WASHINGTON (FOX 5 DC) - On Friday, Americans watched ceremonies honoring those firefighters and police who ran into harm’s way that terrible day – meanwhile, nationwide, the day to mourn our count first responders comes a time of and frustration between police and communities of color.
For the past three months, images from that division have included videos of violent clashes between police and demonstrators, often agitators mixing in with Black Lives Matter Protests.
What comes to mind when you see the two?
FOX 5 visited communities in the District, Maryland and Virginia on Friday to see what people are thinking.
A few people, especially those in their early 20s, described the to contrasting images as “weird.”
“I was in 3rd grade when that happened so I was wondering why, what was going on,” said Adrian Willis.“I believe every profession, it just has bad people. People are bad in America, that don’t mean the whole profession is bad.”
“It’s hard to think about because I think you really – it’s a lot more weight to the issues of our foreign policy and how we are kind of this horrendous police force in other countries and everything we see on our own soil, and it’s like this grave injustice that’s happening here, that’s something that’s something we’ve done elsewhere and like we’ve never really reconciled that as a country,” said Erik Hirschman.

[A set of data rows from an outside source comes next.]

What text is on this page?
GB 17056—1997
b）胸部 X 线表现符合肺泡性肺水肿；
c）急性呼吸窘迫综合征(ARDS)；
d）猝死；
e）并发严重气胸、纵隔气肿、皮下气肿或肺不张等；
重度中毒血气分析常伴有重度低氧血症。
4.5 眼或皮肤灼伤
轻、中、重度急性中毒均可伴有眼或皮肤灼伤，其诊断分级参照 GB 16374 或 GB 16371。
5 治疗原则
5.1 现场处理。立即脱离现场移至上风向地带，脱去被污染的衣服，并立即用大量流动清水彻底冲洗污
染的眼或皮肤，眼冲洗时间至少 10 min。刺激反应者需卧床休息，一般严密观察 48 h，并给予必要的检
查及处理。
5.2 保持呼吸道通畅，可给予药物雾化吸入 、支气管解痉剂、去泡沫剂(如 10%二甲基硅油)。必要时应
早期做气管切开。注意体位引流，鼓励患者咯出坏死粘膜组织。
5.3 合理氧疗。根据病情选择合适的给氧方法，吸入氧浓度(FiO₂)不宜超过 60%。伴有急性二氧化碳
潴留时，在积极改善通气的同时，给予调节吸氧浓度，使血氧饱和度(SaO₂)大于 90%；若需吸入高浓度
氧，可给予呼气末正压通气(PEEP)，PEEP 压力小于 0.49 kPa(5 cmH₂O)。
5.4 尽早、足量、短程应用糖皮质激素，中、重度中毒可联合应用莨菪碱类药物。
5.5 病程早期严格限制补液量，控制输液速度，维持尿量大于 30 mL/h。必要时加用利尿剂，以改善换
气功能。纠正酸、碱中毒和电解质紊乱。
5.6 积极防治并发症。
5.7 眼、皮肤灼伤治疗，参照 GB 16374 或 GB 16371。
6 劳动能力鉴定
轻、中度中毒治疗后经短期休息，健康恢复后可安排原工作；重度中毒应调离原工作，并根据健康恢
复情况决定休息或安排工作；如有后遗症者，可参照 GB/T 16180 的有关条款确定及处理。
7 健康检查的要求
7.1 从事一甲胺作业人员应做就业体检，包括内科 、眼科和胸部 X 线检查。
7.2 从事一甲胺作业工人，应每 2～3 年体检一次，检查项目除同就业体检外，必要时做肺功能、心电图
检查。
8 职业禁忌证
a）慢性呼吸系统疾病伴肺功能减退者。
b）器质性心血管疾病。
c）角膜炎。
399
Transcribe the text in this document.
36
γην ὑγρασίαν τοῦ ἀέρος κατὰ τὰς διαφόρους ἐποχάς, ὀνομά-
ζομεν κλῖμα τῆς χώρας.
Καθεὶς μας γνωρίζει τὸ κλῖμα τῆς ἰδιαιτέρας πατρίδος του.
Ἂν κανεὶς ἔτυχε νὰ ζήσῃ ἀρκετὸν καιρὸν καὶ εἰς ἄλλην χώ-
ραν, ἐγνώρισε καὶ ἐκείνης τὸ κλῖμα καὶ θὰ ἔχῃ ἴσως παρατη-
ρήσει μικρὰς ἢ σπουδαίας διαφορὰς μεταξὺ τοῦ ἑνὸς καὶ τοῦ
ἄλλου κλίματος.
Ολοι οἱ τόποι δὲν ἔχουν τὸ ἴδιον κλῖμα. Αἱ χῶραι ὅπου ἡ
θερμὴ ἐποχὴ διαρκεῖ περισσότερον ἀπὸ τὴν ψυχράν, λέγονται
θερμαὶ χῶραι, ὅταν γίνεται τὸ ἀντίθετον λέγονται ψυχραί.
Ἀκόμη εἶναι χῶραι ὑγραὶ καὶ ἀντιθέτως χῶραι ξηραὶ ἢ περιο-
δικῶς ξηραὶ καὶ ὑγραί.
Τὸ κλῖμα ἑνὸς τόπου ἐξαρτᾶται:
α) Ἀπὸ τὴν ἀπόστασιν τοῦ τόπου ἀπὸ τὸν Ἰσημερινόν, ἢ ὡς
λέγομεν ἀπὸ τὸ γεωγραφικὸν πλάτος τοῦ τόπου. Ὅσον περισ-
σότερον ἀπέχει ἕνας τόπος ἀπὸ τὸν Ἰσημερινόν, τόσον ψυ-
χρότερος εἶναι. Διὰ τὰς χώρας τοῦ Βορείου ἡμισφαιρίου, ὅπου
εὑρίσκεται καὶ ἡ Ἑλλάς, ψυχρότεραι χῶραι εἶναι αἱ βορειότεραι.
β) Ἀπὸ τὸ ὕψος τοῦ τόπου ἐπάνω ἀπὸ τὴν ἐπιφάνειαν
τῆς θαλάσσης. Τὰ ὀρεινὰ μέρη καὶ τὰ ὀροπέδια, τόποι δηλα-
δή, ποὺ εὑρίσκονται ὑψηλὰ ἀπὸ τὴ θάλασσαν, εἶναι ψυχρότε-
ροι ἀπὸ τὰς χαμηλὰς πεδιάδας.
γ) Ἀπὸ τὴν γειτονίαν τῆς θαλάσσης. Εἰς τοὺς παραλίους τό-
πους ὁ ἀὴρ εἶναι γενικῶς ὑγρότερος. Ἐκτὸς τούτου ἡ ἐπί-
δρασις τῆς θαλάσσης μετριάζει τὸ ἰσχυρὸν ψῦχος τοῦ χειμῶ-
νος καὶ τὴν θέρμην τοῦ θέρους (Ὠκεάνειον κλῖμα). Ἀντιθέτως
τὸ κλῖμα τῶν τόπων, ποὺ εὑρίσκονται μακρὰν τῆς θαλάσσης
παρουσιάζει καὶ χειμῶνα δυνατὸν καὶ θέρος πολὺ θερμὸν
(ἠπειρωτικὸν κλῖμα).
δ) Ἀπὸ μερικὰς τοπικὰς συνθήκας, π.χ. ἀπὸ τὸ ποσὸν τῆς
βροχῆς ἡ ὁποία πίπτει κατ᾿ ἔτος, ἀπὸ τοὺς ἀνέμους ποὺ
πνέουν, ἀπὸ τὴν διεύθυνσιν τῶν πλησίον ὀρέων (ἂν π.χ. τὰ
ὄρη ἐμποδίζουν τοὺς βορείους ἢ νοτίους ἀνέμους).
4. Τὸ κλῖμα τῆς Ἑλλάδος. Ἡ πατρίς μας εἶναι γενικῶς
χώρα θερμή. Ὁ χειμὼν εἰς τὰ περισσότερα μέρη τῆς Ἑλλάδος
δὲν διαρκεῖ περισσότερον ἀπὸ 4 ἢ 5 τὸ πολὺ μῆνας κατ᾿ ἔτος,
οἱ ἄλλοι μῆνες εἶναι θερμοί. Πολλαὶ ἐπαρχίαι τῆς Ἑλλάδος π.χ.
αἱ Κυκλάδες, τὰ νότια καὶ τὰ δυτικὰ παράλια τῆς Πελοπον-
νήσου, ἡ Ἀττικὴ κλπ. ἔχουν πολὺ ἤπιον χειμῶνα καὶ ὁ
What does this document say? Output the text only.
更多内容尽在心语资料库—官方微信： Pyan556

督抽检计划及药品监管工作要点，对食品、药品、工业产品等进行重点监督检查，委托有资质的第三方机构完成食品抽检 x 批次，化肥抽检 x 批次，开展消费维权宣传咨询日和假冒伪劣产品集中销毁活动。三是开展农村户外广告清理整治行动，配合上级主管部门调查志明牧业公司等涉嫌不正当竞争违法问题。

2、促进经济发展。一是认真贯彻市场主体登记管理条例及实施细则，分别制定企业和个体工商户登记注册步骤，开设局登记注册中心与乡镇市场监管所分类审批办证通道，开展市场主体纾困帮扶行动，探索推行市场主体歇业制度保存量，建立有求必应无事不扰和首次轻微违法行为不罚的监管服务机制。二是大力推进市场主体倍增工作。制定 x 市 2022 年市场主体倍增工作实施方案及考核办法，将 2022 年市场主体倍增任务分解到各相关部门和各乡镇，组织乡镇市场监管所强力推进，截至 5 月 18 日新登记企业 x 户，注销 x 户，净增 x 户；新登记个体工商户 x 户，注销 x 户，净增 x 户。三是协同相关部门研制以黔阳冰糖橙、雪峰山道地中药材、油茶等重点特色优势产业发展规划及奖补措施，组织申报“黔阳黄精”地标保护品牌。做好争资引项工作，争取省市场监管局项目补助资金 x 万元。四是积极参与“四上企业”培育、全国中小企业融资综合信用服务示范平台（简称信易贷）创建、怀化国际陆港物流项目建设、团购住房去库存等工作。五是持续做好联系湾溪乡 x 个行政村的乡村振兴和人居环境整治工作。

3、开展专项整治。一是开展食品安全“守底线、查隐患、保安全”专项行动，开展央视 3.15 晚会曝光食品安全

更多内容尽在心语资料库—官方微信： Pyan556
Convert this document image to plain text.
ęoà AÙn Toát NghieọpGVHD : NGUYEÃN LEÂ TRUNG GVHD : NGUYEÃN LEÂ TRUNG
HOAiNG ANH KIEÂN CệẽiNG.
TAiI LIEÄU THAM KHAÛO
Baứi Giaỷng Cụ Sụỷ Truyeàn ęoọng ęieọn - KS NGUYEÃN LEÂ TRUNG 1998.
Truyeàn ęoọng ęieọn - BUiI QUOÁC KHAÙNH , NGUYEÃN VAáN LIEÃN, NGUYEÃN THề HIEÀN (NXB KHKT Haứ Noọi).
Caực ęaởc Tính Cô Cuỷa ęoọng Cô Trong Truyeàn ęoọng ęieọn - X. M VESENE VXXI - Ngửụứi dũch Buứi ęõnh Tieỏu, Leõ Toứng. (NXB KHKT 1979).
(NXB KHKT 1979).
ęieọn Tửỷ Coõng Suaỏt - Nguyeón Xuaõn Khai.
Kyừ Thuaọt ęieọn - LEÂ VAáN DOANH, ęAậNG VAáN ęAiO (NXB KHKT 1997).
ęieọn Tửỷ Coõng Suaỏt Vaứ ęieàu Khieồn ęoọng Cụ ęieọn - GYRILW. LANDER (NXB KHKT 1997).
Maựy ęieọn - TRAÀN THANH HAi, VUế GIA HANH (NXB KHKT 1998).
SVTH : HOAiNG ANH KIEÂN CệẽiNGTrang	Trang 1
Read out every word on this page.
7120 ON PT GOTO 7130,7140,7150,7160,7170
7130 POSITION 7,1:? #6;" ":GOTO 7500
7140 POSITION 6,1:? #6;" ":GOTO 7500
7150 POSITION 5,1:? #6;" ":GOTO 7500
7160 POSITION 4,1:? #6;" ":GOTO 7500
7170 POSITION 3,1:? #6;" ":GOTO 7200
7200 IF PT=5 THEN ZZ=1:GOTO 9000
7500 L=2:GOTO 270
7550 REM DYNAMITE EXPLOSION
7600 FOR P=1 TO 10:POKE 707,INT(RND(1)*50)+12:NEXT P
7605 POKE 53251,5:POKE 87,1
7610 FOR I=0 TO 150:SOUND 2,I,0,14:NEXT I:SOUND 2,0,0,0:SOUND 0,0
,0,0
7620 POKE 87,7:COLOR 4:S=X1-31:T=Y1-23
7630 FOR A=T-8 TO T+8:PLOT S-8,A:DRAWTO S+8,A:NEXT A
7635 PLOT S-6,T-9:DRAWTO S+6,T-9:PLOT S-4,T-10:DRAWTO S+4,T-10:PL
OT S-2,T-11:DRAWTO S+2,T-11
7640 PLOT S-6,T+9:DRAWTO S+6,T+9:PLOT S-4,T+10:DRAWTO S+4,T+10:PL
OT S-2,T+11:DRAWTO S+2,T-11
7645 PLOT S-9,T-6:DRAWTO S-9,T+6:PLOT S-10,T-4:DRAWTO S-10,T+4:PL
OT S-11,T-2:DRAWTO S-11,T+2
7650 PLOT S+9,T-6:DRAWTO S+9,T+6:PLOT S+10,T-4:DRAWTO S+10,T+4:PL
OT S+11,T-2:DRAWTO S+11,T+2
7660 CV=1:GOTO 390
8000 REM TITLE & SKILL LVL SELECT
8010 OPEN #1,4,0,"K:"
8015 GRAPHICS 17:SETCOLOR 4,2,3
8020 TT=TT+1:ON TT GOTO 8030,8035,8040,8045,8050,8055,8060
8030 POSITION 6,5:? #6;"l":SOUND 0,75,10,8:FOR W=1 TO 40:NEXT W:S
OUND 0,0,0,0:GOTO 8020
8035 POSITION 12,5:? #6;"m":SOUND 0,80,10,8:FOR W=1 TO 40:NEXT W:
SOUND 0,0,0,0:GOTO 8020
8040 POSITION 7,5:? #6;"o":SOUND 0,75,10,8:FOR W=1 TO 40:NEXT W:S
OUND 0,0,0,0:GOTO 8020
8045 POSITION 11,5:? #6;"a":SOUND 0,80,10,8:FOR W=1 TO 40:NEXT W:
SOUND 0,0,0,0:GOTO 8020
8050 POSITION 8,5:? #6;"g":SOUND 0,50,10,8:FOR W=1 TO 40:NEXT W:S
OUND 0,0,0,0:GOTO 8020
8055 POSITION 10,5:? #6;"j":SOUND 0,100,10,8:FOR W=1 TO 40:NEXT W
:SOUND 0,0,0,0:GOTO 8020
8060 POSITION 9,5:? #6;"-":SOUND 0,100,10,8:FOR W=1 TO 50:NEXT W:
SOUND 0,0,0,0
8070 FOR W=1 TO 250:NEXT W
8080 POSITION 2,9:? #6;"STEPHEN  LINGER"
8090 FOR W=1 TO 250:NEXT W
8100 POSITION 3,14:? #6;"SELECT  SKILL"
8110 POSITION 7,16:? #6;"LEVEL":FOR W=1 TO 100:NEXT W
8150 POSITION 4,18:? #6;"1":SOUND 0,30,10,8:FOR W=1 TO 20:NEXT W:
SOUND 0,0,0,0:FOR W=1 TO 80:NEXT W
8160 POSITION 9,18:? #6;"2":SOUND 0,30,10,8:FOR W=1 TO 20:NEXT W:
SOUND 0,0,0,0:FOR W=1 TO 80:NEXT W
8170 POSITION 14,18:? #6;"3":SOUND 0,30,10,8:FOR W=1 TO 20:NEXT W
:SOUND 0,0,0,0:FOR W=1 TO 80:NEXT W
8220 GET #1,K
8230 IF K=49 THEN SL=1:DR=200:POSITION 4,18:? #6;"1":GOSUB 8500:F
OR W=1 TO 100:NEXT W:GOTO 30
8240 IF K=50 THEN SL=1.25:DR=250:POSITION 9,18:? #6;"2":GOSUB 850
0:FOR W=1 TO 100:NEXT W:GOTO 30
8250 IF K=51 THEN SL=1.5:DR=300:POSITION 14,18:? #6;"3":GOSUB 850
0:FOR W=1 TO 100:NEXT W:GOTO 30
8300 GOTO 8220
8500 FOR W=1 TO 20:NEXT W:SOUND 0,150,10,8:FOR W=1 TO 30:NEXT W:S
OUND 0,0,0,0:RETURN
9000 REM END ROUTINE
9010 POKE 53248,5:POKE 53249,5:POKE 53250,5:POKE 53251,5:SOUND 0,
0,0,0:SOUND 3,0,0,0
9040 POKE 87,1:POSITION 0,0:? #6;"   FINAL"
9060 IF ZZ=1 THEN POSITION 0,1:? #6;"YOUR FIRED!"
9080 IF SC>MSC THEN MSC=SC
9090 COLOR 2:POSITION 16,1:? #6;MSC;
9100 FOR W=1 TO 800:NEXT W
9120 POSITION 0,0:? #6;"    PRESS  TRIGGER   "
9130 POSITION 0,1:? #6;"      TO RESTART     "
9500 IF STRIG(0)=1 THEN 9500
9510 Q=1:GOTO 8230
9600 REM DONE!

“Of course 911 a sad thing for Americans, for the nation. That, I kind of want to say that was then and this was now. How can we move forward, just like we did in 9/11. How can we move forward to better relations between the police and the public?” Mark Tucker wondered.
Eric Guy in Maryland, tells us he is a Marine Veteran who does not compare the two, and he is honoring those 9/11 heroes and reflecting on Black Lives Matter Protests.
“Two totally different animals," said Guy, “What we went through there was mainly. What we went through on 9/11 was an attack on our country. What we’re going through now is an implosion of our country.”
Kurt Hesne says he does not support calls to defund the police that have swept through cities nationwide in the wake of George Floyd’s death in Minneapolis.
“It’s a shame the way things are going these days. The way all the separation and everything instead of everybody uniting together,” Hense said.
While some remark on first responders. Others are looking at leadership, politics and lessons that can be learned.
“There are challenges now as there were challenges then and although um, I wasn’t the biggest fan of George Bush, I think he helped the country lead those challenges a lot better,” said Frank Leone.
“As citizens, we have to use our logic and not forget about actual facts and not color the facts we want,” said Lilit Ghazaryan.
In D.C., the firefighters’ association president spoke to encourage the members who recall the events of 9/11 or those who, more recently, experienced the era of COVID-19 and protests for racial justice.
Remarking on the sacrifices those police and firefighters made on September 11th, IAFF Local 36’s Dabney Hudson commended the men and women of DC’s fire department today for putting aside differences, or with family sick at home, still working to take care of their communities.